Burial Ground for Children, Garranebane, Co. Kerry
Co. Kerry |
Burial Grounds
On the western edge of Cahersiveen, a faint curve of earth is almost all that remains of what was once recorded on Ordnance Survey maps as a circular enclosure.
To a casual observer it might read as a field boundary, or a natural rise in the ground. But the name attached to it, and its classification as a calluragh, tells a more sombre story. A calluragh, sometimes spelled cillín, was an informal burial ground reserved for unbaptised infants, and occasionally for others considered ineligible for consecrated ground under Catholic practice. These sites were typically located at the margins of settled land, often within or near older earthworks, and were used quietly, without ceremony, for centuries.

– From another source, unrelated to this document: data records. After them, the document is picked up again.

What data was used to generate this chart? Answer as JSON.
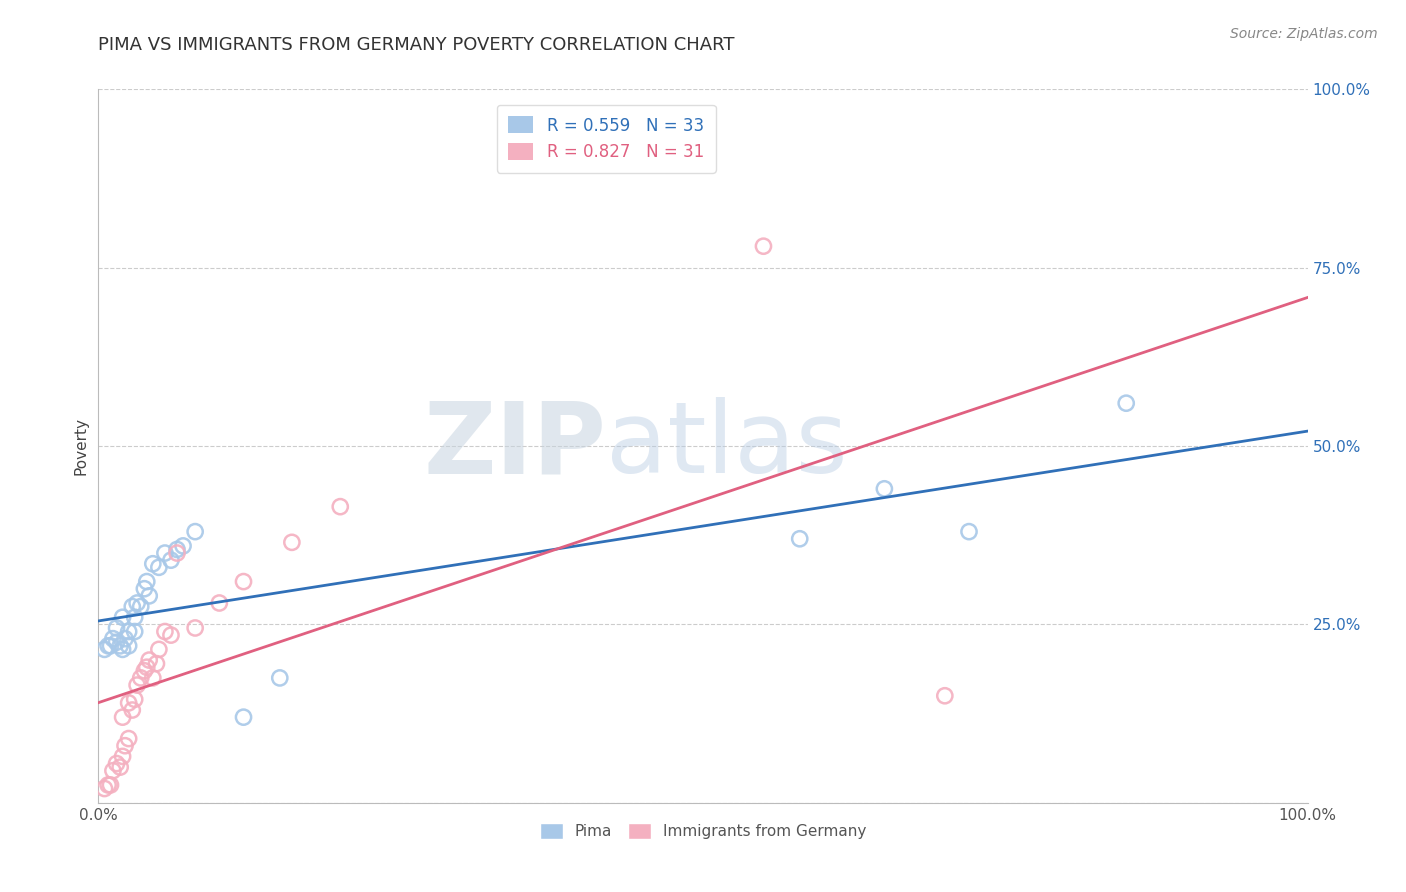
{
  "title": "PIMA VS IMMIGRANTS FROM GERMANY POVERTY CORRELATION CHART",
  "source": "Source: ZipAtlas.com",
  "ylabel": "Poverty",
  "watermark_zip": "ZIP",
  "watermark_atlas": "atlas",
  "xlim": [
    0,
    1
  ],
  "ylim": [
    0,
    1
  ],
  "xticks": [
    0,
    0.25,
    0.5,
    0.75,
    1.0
  ],
  "xtick_labels": [
    "0.0%",
    "",
    "",
    "",
    "100.0%"
  ],
  "ytick_labels_right": [
    "",
    "25.0%",
    "50.0%",
    "75.0%",
    "100.0%"
  ],
  "pima_color": "#a8c8e8",
  "germany_color": "#f4b0c0",
  "pima_line_color": "#3070b8",
  "germany_line_color": "#e06080",
  "legend_blue_label": "R = 0.559   N = 33",
  "legend_pink_label": "R = 0.827   N = 31",
  "pima_x": [
    0.005,
    0.008,
    0.01,
    0.012,
    0.015,
    0.015,
    0.018,
    0.02,
    0.02,
    0.022,
    0.025,
    0.025,
    0.028,
    0.03,
    0.03,
    0.032,
    0.035,
    0.038,
    0.04,
    0.042,
    0.045,
    0.05,
    0.055,
    0.06,
    0.065,
    0.07,
    0.08,
    0.12,
    0.15,
    0.58,
    0.65,
    0.72,
    0.85
  ],
  "pima_y": [
    0.215,
    0.22,
    0.22,
    0.23,
    0.225,
    0.245,
    0.22,
    0.215,
    0.26,
    0.23,
    0.22,
    0.24,
    0.275,
    0.24,
    0.26,
    0.28,
    0.275,
    0.3,
    0.31,
    0.29,
    0.335,
    0.33,
    0.35,
    0.34,
    0.355,
    0.36,
    0.38,
    0.12,
    0.175,
    0.37,
    0.44,
    0.38,
    0.56
  ],
  "germany_x": [
    0.005,
    0.008,
    0.01,
    0.012,
    0.015,
    0.018,
    0.02,
    0.02,
    0.022,
    0.025,
    0.025,
    0.028,
    0.03,
    0.032,
    0.035,
    0.038,
    0.04,
    0.042,
    0.045,
    0.048,
    0.05,
    0.055,
    0.06,
    0.065,
    0.08,
    0.1,
    0.12,
    0.16,
    0.2,
    0.55,
    0.7
  ],
  "germany_y": [
    0.02,
    0.025,
    0.025,
    0.045,
    0.055,
    0.05,
    0.065,
    0.12,
    0.08,
    0.09,
    0.14,
    0.13,
    0.145,
    0.165,
    0.175,
    0.185,
    0.19,
    0.2,
    0.175,
    0.195,
    0.215,
    0.24,
    0.235,
    0.35,
    0.245,
    0.28,
    0.31,
    0.365,
    0.415,
    0.78,
    0.15
  ],
  "title_fontsize": 13,
  "axis_fontsize": 11,
  "tick_fontsize": 11,
  "source_fontsize": 10,
  "grid_color": "#cccccc",
  "background_color": "#ffffff"
}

When the antiquarian John Windele passed through and noted the site in 1848, he recorded it by that name, recognising its function within the landscape. A century later, in 1957, a researcher named Henry described it as a small round fort with no distinct remains inside the rampart, suggesting that even then the enclosure's original character as a burial place was being read secondarily, behind the more legible vocabulary of ringfort archaeology. The site sits on the Iveragh Peninsula, a part of south Kerry with an unusually dense concentration of early medieval and prehistoric monuments, and the circular form that once defined this enclosure would have been familiar in that landscape, whether as a genuine fortification, an ancient field enclosure, or simply a convenient pre-existing boundary repurposed over generations for grief.
Today the southern arc of the enclosure boundary is still traceable, but the northern extent has been lost, and the interior is choked with debris and overgrowth. What remains is less a monument than a suggestion, a partial curve of ground that requires some patience and prior knowledge to read correctly.